Submitted by AKavun t3_105na47 in deeplearning
So I am trying to make a CNN image classifier that has two classes, good and bad. The aim is to look at photoshoot pictures that can be found on fashion sites and find the "best one". I trained this model for 150 epochs and its loss did not change at all(Roughly). Details are as follows:
My metric for "best one", also the way I structured my dataset, is that the photo shows the whole outfit or whole body of the model not only like upper body or lower. I also labeled the photos where the model's back was turned to the camera. My training set has 1304 good photos and 2000 bad photos. My validation set has 300 photos per class.(so 600)
Architechture as follows : Conv > Pool > Conv > Pool > Flatten > Linear > Linear > Softmax. For details of architecture like stride etc. check out the code I provided.

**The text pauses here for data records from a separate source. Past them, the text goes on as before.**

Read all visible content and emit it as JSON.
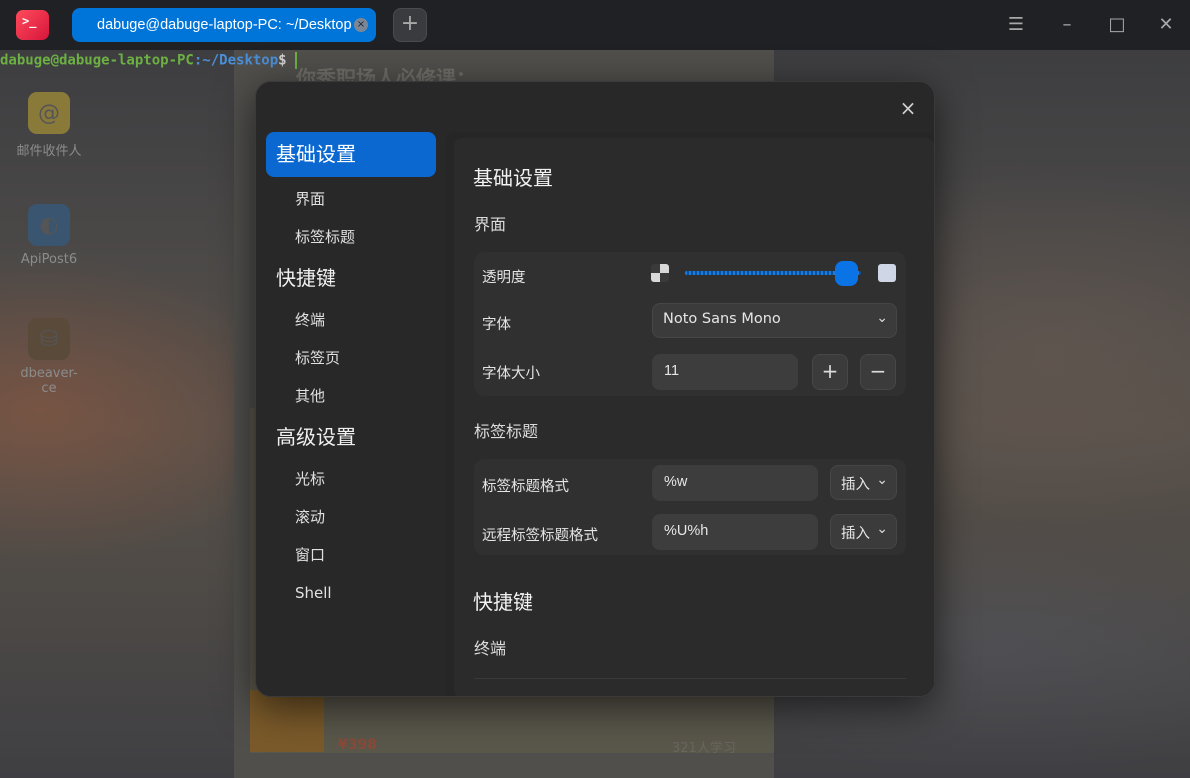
{
  "window": {
    "tab_title": "dabuge@dabuge-laptop-PC: ~/Desktop",
    "new_tab": "+",
    "tab_close": "×",
    "menu_icon": "☰",
    "minimize_icon": "–",
    "maximize_icon": "□",
    "close_icon": "✕",
    "logo_text": ">_"
  },
  "terminal": {
    "user_host": "dabuge@dabuge-laptop-PC",
    "path": ":~/Desktop",
    "symbol": "$"
  },
  "background": {
    "heading": "你秀职场人必修课：",
    "price": "¥398",
    "learners": "321人学习",
    "desktop_icons": [
      {
        "label": "邮件收件人",
        "icon": "@"
      },
      {
        "label": "ApiPost6",
        "icon": "◐"
      },
      {
        "label": "dbeaver-ce",
        "icon": "⛁"
      }
    ]
  },
  "dialog": {
    "close": "×",
    "nav": {
      "group_basic": "基础设置",
      "item_interface": "界面",
      "item_tab_title": "标签标题",
      "group_shortcuts": "快捷键",
      "item_terminal": "终端",
      "item_tabs": "标签页",
      "item_other": "其他",
      "group_advanced": "高级设置",
      "item_cursor": "光标",
      "item_scroll": "滚动",
      "item_window": "窗口",
      "item_shell": "Shell"
    },
    "content": {
      "heading_basic": "基础设置",
      "sub_interface": "界面",
      "opacity_label": "透明度",
      "opacity_value": 0.92,
      "font_label": "字体",
      "font_value": "Noto Sans Mono",
      "font_size_label": "字体大小",
      "font_size_value": "11",
      "plus": "+",
      "minus": "−",
      "sub_tab_title": "标签标题",
      "tab_title_format_label": "标签标题格式",
      "tab_title_format_value": "%w",
      "remote_tab_title_format_label": "远程标签标题格式",
      "remote_tab_title_format_value": "%U%h",
      "insert_label": "插入",
      "heading_shortcuts": "快捷键",
      "sub_terminal": "终端"
    }
  },
  "colors": {
    "accent": "#0a68d0",
    "tab_active": "#0075d9",
    "prompt_user": "#6cb043",
    "prompt_path": "#4a8fd8",
    "dialog_bg": "#282828"
  }
}
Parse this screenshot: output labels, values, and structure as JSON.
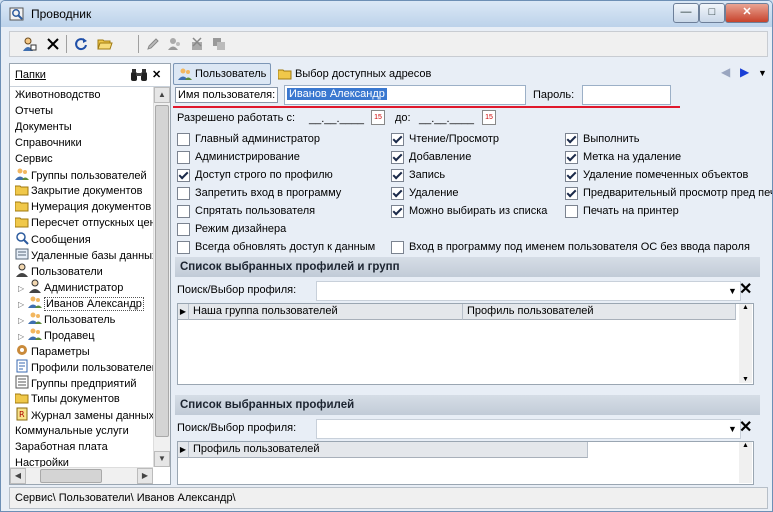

I have to use softmax since in my application I need to see the probabilities of being good and bad. That is why I am not using cross-entropy loss but instead using negative log-likelihood loss. Adam is my optimizer
Other hyperparameters: batch size: 64, number of epochs: 150, input size: (224, 224), number of classes: 2, learning rate: 0.01, weight decay: 0.01
I trained with this script for 150 epochs. The model initialized with a 0.5253 loss and ended with a 0.5324 loss. I took snapshots every 10 epochs but I did not learn anything through the learning. This is what my learning curve looks like:
Now I know that there are many many things I can do to make the model perform better like initializing with a pretrained, doing some more stuff with transforms, etc. But the problem with this model is not that it is performing poorly, it is not performing at all! Like, I also have a validation accuracy check and it is around %50 during all training, for a classifier with 2 classes. So I am assuming I am doing something very obvious wrong, any idea what?
suflaj t1_j3bt2eq wrote
That learning rate is about 100 times higher than you give to Adam for that batch size. That weight decay is also about 100 times higher, and if you want to use weight decay with Adam, you should probably use the AdamW optimizer (which is more or less the same thing, just fixes the interaction between Adam and weight decay)
Also, loss is not something that determines how much a model has learned. You should check out validation F1, or whatever metrics are relevant for the performance of your model.